Но откуда же в ней эта внезапная, болезненная жажда чистоты? Это стремление любить его и жить с ним вдвоем спокойной, скромной и тихой жизнью? С ним? После всего, что произошло? Как будто он сейчас в состоянии относиться серьезно к чему бы то ни было, а тем более к любви, к ее любви, опошленной шутовской фигурой Кико, и того критика, и многих других, которые, крепко обнявшись, казалось, несутся вокруг него и Канделоры в шумном веселом хороводе!

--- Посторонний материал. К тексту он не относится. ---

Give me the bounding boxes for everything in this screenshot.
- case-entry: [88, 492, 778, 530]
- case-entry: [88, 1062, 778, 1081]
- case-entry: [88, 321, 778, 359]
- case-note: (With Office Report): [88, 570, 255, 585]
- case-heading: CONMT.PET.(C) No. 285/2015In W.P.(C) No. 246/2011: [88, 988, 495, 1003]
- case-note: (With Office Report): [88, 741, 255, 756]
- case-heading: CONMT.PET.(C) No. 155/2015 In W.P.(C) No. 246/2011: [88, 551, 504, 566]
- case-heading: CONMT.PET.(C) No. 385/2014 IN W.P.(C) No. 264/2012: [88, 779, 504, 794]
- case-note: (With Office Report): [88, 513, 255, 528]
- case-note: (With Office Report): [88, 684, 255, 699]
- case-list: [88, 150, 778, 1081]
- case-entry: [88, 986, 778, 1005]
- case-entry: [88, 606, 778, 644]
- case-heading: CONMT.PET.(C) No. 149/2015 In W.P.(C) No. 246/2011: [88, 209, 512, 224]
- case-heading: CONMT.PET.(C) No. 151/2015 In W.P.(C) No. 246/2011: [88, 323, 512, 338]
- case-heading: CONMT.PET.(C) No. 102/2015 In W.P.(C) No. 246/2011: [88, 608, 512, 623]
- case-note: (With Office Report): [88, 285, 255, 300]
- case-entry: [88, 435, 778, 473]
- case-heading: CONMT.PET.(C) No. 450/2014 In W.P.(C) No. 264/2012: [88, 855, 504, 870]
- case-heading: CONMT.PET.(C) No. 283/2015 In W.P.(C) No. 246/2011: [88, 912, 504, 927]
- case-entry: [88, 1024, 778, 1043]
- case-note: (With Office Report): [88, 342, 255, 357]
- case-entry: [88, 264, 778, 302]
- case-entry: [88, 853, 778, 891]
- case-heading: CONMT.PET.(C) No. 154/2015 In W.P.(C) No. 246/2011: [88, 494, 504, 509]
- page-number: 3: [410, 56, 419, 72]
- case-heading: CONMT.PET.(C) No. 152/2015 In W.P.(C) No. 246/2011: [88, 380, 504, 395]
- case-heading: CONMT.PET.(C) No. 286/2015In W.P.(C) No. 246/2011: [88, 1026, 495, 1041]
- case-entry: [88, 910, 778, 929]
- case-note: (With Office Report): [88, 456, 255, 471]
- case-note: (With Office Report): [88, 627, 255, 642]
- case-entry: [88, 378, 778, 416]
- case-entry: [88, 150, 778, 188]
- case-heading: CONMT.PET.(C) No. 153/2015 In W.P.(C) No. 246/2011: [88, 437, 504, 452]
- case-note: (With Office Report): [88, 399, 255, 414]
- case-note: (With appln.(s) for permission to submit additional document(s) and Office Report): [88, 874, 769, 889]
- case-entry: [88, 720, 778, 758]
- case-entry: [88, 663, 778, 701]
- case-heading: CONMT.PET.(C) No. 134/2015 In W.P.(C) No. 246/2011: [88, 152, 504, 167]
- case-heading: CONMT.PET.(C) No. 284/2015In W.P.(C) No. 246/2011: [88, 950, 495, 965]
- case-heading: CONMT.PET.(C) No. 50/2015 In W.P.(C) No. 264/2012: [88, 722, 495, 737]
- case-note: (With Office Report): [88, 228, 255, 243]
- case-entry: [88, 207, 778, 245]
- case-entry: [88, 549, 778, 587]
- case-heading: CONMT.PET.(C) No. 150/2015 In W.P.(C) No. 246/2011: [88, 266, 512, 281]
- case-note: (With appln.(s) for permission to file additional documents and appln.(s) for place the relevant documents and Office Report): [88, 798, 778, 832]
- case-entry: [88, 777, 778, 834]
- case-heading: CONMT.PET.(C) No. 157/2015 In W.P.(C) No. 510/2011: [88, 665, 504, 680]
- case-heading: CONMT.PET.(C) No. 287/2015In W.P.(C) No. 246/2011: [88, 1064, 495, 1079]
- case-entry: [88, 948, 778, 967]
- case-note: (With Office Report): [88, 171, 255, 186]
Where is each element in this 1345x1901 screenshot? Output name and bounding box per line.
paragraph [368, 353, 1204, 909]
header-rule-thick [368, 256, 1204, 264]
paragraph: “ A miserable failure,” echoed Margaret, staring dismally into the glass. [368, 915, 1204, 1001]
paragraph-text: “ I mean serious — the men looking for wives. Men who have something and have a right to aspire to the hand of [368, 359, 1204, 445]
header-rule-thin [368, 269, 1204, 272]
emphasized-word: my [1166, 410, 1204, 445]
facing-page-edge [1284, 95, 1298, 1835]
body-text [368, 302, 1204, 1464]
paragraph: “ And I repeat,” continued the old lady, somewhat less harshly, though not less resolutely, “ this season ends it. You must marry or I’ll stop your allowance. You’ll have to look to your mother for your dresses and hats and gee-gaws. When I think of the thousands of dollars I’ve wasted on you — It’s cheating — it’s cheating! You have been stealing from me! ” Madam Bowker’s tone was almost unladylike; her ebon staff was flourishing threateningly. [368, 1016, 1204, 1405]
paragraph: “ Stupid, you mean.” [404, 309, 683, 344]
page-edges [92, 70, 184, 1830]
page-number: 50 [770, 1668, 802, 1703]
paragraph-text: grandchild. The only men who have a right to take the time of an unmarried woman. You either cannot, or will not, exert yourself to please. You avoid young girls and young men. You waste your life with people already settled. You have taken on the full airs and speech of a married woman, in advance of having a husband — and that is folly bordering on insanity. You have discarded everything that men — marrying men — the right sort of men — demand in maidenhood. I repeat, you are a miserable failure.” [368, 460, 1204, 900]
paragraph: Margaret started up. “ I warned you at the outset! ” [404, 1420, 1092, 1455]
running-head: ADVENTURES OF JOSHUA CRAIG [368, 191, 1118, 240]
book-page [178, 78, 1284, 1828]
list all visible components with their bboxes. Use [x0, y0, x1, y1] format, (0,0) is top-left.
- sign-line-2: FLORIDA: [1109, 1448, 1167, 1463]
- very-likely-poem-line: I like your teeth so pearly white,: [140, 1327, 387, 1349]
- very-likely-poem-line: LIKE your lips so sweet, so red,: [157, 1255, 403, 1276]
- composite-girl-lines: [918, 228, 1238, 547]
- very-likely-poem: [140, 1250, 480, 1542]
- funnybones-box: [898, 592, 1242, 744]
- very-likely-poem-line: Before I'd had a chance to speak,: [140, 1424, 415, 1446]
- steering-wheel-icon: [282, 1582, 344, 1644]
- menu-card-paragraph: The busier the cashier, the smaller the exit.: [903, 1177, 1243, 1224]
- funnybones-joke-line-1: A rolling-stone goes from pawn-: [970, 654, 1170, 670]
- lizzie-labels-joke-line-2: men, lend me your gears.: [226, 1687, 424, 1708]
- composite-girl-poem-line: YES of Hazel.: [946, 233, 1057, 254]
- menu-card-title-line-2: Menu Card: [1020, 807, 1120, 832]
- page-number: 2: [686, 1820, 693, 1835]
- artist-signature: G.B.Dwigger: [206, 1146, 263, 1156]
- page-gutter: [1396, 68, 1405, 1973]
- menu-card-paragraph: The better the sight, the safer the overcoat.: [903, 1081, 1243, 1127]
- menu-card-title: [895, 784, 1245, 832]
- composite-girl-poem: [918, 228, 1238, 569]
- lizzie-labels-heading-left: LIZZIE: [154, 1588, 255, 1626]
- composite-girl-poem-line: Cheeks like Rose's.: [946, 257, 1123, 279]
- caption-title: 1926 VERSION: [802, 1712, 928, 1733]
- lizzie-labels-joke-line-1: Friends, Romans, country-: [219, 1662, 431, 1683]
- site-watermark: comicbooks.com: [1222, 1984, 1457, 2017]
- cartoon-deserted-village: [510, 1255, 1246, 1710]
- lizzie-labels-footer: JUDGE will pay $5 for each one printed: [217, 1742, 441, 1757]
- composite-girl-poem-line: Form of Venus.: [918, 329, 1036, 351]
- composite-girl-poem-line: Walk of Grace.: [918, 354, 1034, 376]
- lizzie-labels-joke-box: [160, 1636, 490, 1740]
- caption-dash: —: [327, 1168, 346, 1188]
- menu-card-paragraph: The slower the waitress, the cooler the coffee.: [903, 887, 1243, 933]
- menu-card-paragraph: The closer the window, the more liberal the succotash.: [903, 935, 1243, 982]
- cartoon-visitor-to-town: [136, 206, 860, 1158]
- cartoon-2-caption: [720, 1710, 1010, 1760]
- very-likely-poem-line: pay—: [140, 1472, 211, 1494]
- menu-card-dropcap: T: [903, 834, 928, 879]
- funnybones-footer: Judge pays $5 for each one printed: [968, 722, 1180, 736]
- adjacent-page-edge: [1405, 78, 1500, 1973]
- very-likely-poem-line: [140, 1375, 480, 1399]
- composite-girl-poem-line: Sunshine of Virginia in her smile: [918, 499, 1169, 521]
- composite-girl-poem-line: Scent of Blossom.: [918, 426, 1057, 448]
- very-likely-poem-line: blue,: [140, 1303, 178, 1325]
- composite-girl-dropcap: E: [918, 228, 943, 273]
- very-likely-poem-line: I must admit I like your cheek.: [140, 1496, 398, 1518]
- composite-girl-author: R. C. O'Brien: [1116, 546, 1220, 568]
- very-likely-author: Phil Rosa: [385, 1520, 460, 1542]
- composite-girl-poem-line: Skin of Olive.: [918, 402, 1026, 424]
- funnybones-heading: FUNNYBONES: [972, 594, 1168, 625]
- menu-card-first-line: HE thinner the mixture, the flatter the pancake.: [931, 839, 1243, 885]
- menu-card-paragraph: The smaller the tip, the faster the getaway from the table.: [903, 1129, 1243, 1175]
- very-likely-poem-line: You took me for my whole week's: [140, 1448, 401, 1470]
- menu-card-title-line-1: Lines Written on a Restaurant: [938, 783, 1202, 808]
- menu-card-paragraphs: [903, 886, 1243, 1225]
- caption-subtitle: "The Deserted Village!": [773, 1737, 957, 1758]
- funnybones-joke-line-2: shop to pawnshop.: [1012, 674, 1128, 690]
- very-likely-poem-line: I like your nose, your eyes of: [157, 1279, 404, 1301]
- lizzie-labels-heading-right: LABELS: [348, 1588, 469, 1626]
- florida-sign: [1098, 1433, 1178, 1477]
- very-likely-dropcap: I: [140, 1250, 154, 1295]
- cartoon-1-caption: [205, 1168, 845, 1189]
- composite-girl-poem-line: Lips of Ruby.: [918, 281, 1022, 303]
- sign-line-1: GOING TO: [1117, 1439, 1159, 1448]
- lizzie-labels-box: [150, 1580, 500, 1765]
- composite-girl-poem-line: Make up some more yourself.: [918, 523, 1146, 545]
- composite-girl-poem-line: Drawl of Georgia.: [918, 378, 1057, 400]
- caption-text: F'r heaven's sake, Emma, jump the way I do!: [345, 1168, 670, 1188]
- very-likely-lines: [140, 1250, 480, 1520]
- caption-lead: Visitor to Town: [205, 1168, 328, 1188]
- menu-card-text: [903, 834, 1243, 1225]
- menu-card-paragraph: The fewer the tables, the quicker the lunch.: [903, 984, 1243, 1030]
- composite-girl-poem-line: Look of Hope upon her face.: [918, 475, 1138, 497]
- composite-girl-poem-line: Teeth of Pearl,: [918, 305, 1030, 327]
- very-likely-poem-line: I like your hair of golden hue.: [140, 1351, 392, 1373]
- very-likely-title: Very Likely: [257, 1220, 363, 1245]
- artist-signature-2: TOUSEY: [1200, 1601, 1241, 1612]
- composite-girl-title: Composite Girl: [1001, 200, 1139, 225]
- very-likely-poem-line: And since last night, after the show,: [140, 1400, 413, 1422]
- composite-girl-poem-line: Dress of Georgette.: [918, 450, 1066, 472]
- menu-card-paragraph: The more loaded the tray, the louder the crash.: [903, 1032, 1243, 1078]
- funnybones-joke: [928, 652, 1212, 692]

Ох! Кровь совсем запеклась, кисть да и вся рука распухли, вены вздулись.

Нане Папа стряхивает раздумье и устремляется к вилле. Дважды — сперва на лестнице, затем в передней — громко зовет:

— Канделора! Канделора!

Голос его гулко отдается в пустом доме. Никакого ответа. Он входит в комнату, расположенную рядом со студией, где стоит его письменный стол, и испуганно шарахается. В этой светлой, залитой солнцем комнате прямо на полу лежит Канделора; она вытянулась во всю длину, платье ее измялось и завернулось, обнажив бедро. Он подбегает, приподнимает ей голову. Господи, что она сделала? Рот, подбородок, шея, грудь — все слилось в сплошное темно–желтое пятно.

Она, видно, выпила целый пузырек йода!